L’oncle Paul ne répond rien. Il regarde à travers les ormeaux dont les Pères Blancs d’Êverell ont planté la terrasse de leur postulat un vapeur chétif lutter, de son étrave, contre le vent et la marée ; les vagues s’emmêlent dans le foin de grève et bouillonnent d’impatience sur les galets. La promenade fortuite avec Lucien Voilard a englouti la belle humeur de l’oncle Paul.

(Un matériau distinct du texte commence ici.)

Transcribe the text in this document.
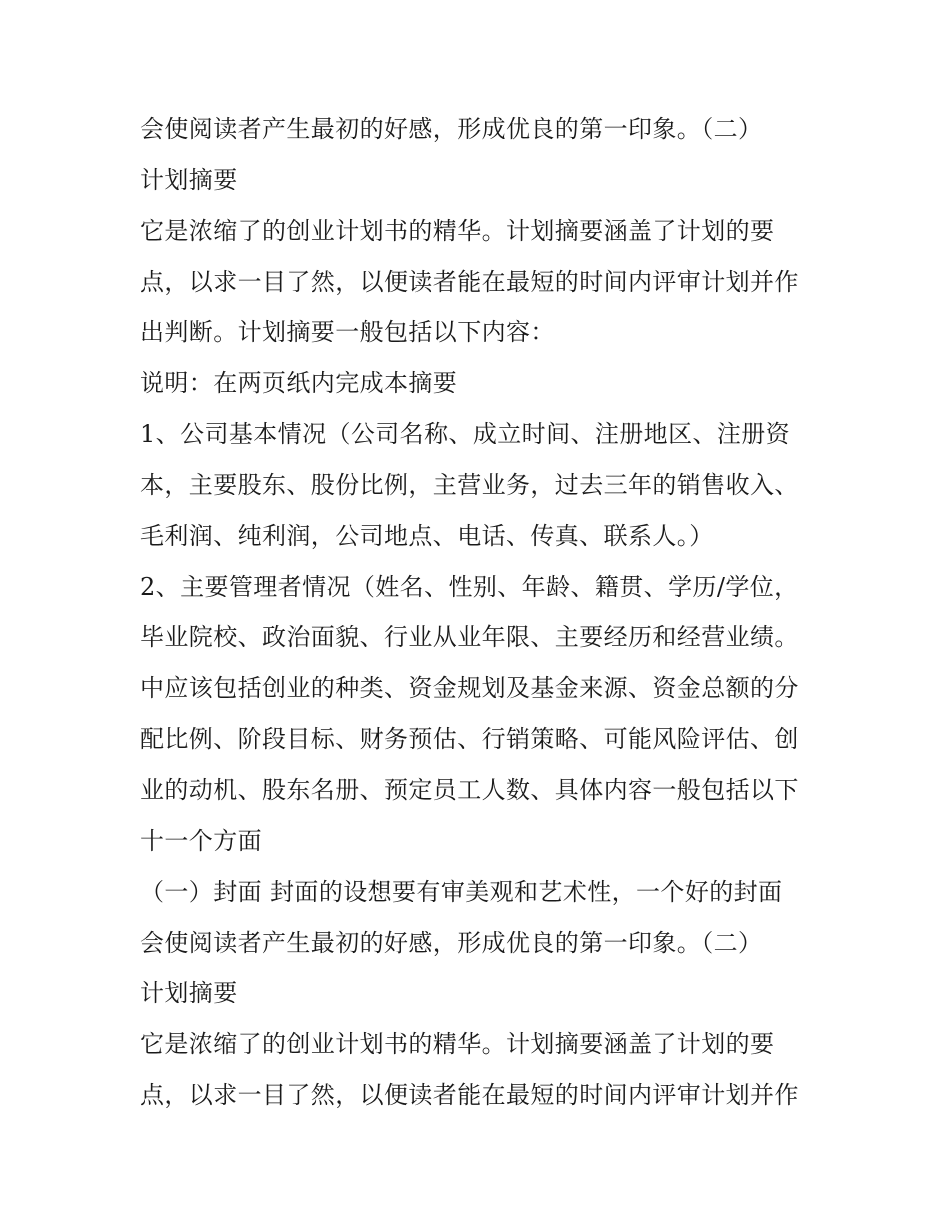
会使阅读者产生最初的好感，形成优良的第一印象。（二）
计划摘要
它是浓缩了的创业计划书的精华。计划摘要涵盖了计划的要
点，以求一目了然，以便读者能在最短的时间内评审计划并作
出判断。计划摘要一般包括以下内容：
说明：在两页纸内完成本摘要
1、公司基本情况（公司名称、成立时间、注册地区、注册资
本，主要股东、股份比例，主营业务，过去三年的销售收入、
毛利润、纯利润，公司地点、电话、传真、联系人。）
2、主要管理者情况（姓名、性别、年龄、籍贯、学历/学位，
毕业院校、政治面貌、行业从业年限、主要经历和经营业绩。
中应该包括创业的种类、资金规划及基金来源、资金总额的分
配比例、阶段目标、财务预估、行销策略、可能风险评估、创
业的动机、股东名册、预定员工人数、具体内容一般包括以下
十一个方面
（一）封面 封面的设想要有审美观和艺术性，一个好的封面
会使阅读者产生最初的好感，形成优良的第一印象。（二）
计划摘要
它是浓缩了的创业计划书的精华。计划摘要涵盖了计划的要
点，以求一目了然，以便读者能在最短的时间内评审计划并作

— Tu ressembles à ton père, dit enfin l’oncle Paul ; tu te défies. Lucien Voilard est un homme d’affaires de grande lignée ; sa manufacture de Pierrefeux, tu devrais voir ça. La fusion, c’est la sécurité, Jacques ; nous réduisons les frais d’exploitation, nous triplons la production et quintuplons les revenus. Ce qui nous permet de grossir les fonds de roulement et les réserves. Et pourtant ton père balançait. Il a fallu attendre des mois, ne pas laisser une journée sans pousser l’affaire dans son cerveau revêche.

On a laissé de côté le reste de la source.